O ministro Cristiano Zanin, do Supremo Tribunal Federal (STF), votou nesta quarta-feira (8) a favor da realização de eleições diretas para o mandato-tampão de governador do Rio de Janeiro.
O voto do ministro, que é relator do caso, foi proferido durante o julgamento do processo no qual o diretório estadual do PSD defende a realização de eleições populares para o comando interino do estado, e não votação indireta, por meio dos deputados da Assembleia Legislativa do Rio de Janeiro (Alerj).
No entendimento do ministro, a renúncia do ex-governador Cláudio Castro, realizada no dia anterior ao julgamento do Tribunal Superior Eleitoral (TSE) que o condenou, foi uma "tentativa de burla" para evitar a convocação de eleições populares no Rio.

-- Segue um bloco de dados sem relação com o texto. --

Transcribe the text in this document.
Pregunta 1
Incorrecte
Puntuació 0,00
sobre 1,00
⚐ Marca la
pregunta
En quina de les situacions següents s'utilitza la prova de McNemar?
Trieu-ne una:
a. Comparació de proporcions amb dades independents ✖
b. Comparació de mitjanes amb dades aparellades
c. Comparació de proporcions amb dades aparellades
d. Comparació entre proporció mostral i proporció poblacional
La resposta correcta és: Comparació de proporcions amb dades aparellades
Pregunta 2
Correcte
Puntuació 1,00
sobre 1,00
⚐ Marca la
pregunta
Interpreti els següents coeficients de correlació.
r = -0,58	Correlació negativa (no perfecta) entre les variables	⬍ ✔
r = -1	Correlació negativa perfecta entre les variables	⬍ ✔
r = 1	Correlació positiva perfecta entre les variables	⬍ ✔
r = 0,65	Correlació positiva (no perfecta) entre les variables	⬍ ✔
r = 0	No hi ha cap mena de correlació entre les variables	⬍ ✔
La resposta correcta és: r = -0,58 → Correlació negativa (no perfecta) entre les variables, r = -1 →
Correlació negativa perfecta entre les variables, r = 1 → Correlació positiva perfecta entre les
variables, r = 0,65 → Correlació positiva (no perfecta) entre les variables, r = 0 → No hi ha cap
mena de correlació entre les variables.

"É evidente que a renúncia do ex-governador Cláudio Castro foi realizada em uma tentativa de burla das consequências do julgamento que foi realizado no TSE", afirmou.
O julgamento prossegue para tomada dos votos de mais nove ministros.
No dia 23 de março, o ex-governador Cláudio Castro foi condenado à inelegibilidade pelo TSE . Em função da condenação, o tribunal determinou a realização de eleições indiretas para o mandato-tampão.
Contudo, o PSD recorreu ao Supremo e defendeu eleições diretas. No dia anterior ao julgamento, Castro renunciou ao mandato para cumprir o prazo de desincompatibilização para se candidatar ao Senado. Ele poderia deixar o cargo até o dia 4 de abril.
A medida foi vista como uma manobra para forçar a realização de eleições indiretas, e não diretas. Com a medida, o ex-governador poderia ter influência na eleição de um aliado para o governo.
A eleição para o mandato-tampão deverá ser realizada porque a linha sucessória do estado está desfalcada.
O ex-vice-governador Thiago Pampolha deixou o cargo em 2025 para assumir uma vaga no Tribunal de Contas do estado. Desde então, o estado não tem vice-governador.
O próximo na linha sucessória seria o presidente da Alerj, o deputado estadual Rodrigo Bacellar. No entanto, o parlamentar foi cassado na mesma decisão do TSE que condenou Castro e já deixou o cargo.
Antes da decisão, Bacellar também foi afastado da presidência da Casa por decisão do ministro Alexandre de Moraes, do Supremo Tribunal Federal (STF). Ele é investigado no caso que envolve o ex-deputado TH Joias.
Atualmente, o presidente do Tribunal de Justiça do Rio de Janeiro (TJRJ), Ricardo Couto de Castro, exerce interinamente o cargo de governador do estado.
Após a decisão do Supremo, as eleições para o mandato-tampão deverão ser convocadas pelo Tribunal Superior Eleitoral (TSE) ou pela Alerj. Quem for eleito para comandar o estado ficará no cargo até o fim deste ano.
Em janeiro de 2027, o governador eleito nas eleições de outubro assumirá o cargo normalmente pelos próximos quatro anos.